Malik Jackson

Profile
- Position: Linebacker

Personal information
- Born: June 10, 1985 (age 41) Brooklyn, New York, U.S.
- Listed height: 6 ft 2 in (1.88 m)
- Listed weight: 230 lb (104 kg)

Career information
- High school: Dunwoody (GA)
- College: Louisville
- NFL draft: 2008: undrafted

Career history
- Oakland Raiders (2008)*; Albany Firebirds (2009); Calgary Stampeders (2009–2013); Ottawa Redblacks (2014–2016);
- * Offseason and/or practice squad member only

Awards and highlights
- Second-team All-Big East (2006);
- Stats at CFL.ca (archive)

= Malik Jackson (linebacker) =

American gridiron football player (born 1985)

Malik Jackson (born June 10, 1985) is a former professional American and Canadian football linebacker. He was signed by the Oakland Raiders as an undrafted free agent in 2008. He played college football for the Louisville Cardinals.

Jackson was a member of the Oakland Raiders, Albany Firebirds, Calgary Stampeders and Ottawa Redblacks.

==Early life==
Jackson was born on June 10, 1985, in Brooklyn, New York. He attended Dunwoody High School in Georgia for four years. During his senior season, he totaled 93 tackles, two tackles for losses and four forced fumbles.
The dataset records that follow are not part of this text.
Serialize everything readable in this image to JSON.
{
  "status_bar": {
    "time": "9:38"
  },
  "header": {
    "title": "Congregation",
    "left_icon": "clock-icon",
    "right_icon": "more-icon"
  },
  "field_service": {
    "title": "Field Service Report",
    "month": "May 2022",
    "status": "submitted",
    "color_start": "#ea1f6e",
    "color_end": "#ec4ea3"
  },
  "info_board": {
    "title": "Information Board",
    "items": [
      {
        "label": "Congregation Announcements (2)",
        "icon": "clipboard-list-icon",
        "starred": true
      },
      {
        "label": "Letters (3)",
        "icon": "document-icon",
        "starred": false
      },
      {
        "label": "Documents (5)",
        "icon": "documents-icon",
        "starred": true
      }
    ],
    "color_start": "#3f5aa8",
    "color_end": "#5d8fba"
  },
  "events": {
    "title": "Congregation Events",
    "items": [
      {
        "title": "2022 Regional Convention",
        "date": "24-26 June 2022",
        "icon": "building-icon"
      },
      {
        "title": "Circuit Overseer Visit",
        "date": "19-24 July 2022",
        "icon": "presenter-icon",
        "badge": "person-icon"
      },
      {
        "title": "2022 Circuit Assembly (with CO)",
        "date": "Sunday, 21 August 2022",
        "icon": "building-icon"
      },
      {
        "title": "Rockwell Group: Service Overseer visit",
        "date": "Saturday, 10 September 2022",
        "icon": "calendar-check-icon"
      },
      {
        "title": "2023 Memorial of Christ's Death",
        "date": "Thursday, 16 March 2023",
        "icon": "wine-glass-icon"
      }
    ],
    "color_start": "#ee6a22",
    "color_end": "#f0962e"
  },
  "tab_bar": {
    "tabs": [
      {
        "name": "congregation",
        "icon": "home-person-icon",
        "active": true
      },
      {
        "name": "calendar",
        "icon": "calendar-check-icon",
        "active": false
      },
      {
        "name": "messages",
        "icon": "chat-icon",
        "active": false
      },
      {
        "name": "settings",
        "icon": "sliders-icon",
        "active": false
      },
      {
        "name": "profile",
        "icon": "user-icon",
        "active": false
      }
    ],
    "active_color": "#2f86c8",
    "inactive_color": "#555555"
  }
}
During high school Jackson played at defensive back.

==College career==
Jackson played for the Louisville Cardinals for his collegiate career.

As a freshman in 2004 he appeared in 11 games mostly on special teams and recorded eight tackles. Against Army he recorded a career-high three tackles and added two against Cincinnati.

During his sophomore season in 2005, Jackson played in all 12 games and had career high 30 tackles. Jackson made four tackles in his first collegiate start against North Carolina. He added seven tackles which became his career high against Oregon State and then two against Kentucky.

In 2006, as a junior he played in all of the Cardinals' 13 games which included the Orange Bowl. He ranked third on the team with 57 tackles and second in the Big East in sacks and tackles for a loss. Jackson led Louisville in sacks with nine and tackles for a loss with 16. In the Orange Bowl, he had four tackles and two for a loss, also recording a sack and a fumble recovery. The fumble recovery came with 1:55 left in the second half and was considered controversial as to whether Kenneth Moore of Wake Forest's knee had hit the ground. His fumble recovery was also the first of his Louisville career. After the season, he was named to the second-team All-Big East team.

==Professional career==

===Oakland Raiders===
Jackson signed as an undrafted free agent with the Oakland Raiders on April 28, 2008. He was released on August 12. During his stint with the Raiders he was listed as a linebacker.

===Albany Firebirds===
Jackson signed with the Albany Firebirds in 2009. On May 9, Jackson debuted with Albany and recorded a team high three pass breakups and four tackles. While with Albany, Jackson played both defensive back and linebacker.

===Calgary Stampeders===
Jackson signed with the Calgary Stampeders on May 13, 2009, as a linebacker. He was released on July 8, but re-signed the next day to Calgary's practice roster. In his first appearance of the 2009 Calgary Stampeders season, Jackson recorded one special teams tackle. In a 44–9 victory over the Toronto Argonauts in Week 3, Jackson was runner-up for the league's defensive player of the week award (behind teammate Dwaine Carpenter) after recording six tackles, two sacks and a forced fumble. Malik Jackson spent 5 seasons (2009 through 2013) with the Stampeders, totalling 214 tackles, 26 special teams tackles, 11 sacks, 2 interceptions, 7 fumble recoveries and 2 defensive touchdowns. Jackson suffered a broken arm in the 2013 CFL season, which caused him to only play in 2 games that season. In the off-season Jackson was not re-signed by the Stampedes and became a free agent on February 11, 2014.

===Ottawa Redblacks===
On February 12, 2014, Jackson signed with the Ottawa Redblacks of the Canadian Football League.